After spinning Them Changes on YouTube and paying close attention to the mastery at work, I purchased the album, and it's since been in my very regular listening rotation.


My Takeaways


If you've been following these Albums That Made Me articles, you'll know that I like musicians who are at the top of their game, yet harbour no pretentiousness whatsoever. Thundercat is one such artist. His use of melody, harmony and rhythm is often playful, even whimsical, yet it's drenched in drama, conflict, tension and jazziness.


Like other acts I love dearly (such as YMO and Tom Waits), he orchestrates his music with unexpected, unusual textures that cleverly compliment and support the message of the music. Furthermore, when he uses conventional instrumentation, he manipulates their tone and character to take them outside the realm of convention, adding sonic spice to his music.


His use of harmony leans heavily on jazz and soul influences, yet it's often accompanied with thick, lush vocal harmonies that hark back to artists such as Sam Cooke and Brian Wilson. This use of vocal harmony adds an almost ethereal quality to certain passages of music on the album.


Another impressive quality of this album is how it changes direction, without ever feeling abrupt or jarring. One moment things will be frantic and energised like a parody of old TV theme-tunes, and then it'll turn on a penny to delivery slow-medium tempo grooves that would make J Dilla proud. Yet, despite the sudden changes, they always feel appropriate and cohesive.


Drunk's incredible musical collage is comprehensively pieced together with a number of industry-leading session musicians, performers and artists, and it's a testament to Thundercat's nature and vision that so many wonderfully-talented musicians wanted to be onboard for this album.


Adding another dimension to this already rich tapestry of sonic colours is where this album becomes evermore elevated; his lyrics! Thundercat's lyricism is unlike anyone else I've come across. He's super-meta and seems to able to condense 20-something online-humour and culture into witty summaries and descriptive metaphors. His words can be deep, but also hilariously trivial. In one song he writes about blowing all of his money on anime. In another song he pettily delivers a line about how he'd rather stay home and play Mortal Kombat than go out with the girl who's the subject of the song. Yet his lyricism also explores his very-real struggles with alcoholism, depression and social topics just as class divides and racial tension, often through a metaphorical lens. To contrast such complex music with heavy, rich and sophisticated, lyricism demonstrates a deserved confidence few artists can achieve.

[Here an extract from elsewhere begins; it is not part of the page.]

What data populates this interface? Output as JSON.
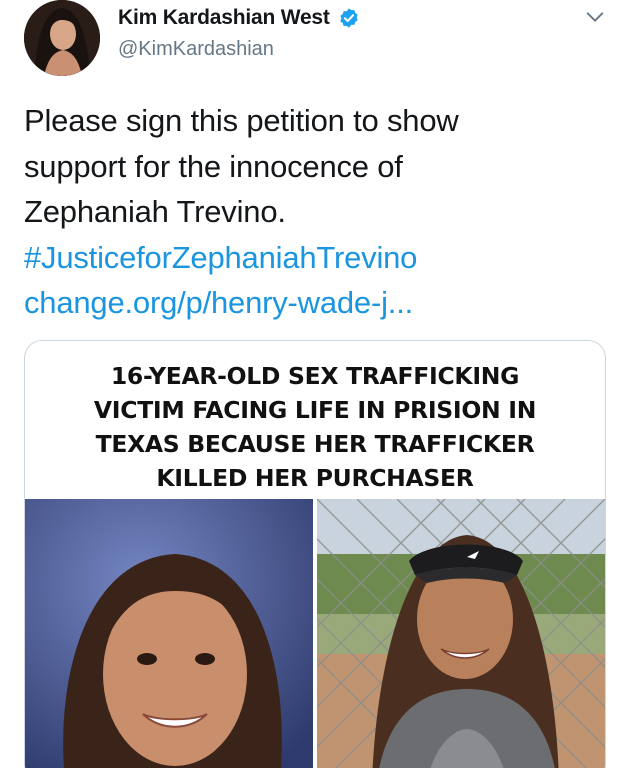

Lastly, to top everything off, he pulls in the occasional audio samples from pop culture to reinforce the humour in his lyrics. There's even a sound effect from Sonic The Hedgehog nestled in there, harking back to his childhood love and influence of the sounds of SEGA games. Like I said, in Thundercat, I see a kindred spirit of SEGA music fandom, and much more.


Conclusion


Drunk is meticulous and heartfelt whilst also managing to give zero f***s. It's bold, charismatic, understated and overstated, funky, jazzy and much, much more. It's an exercise is masterful duality, paradoxically being heavy and weightless; dark and light.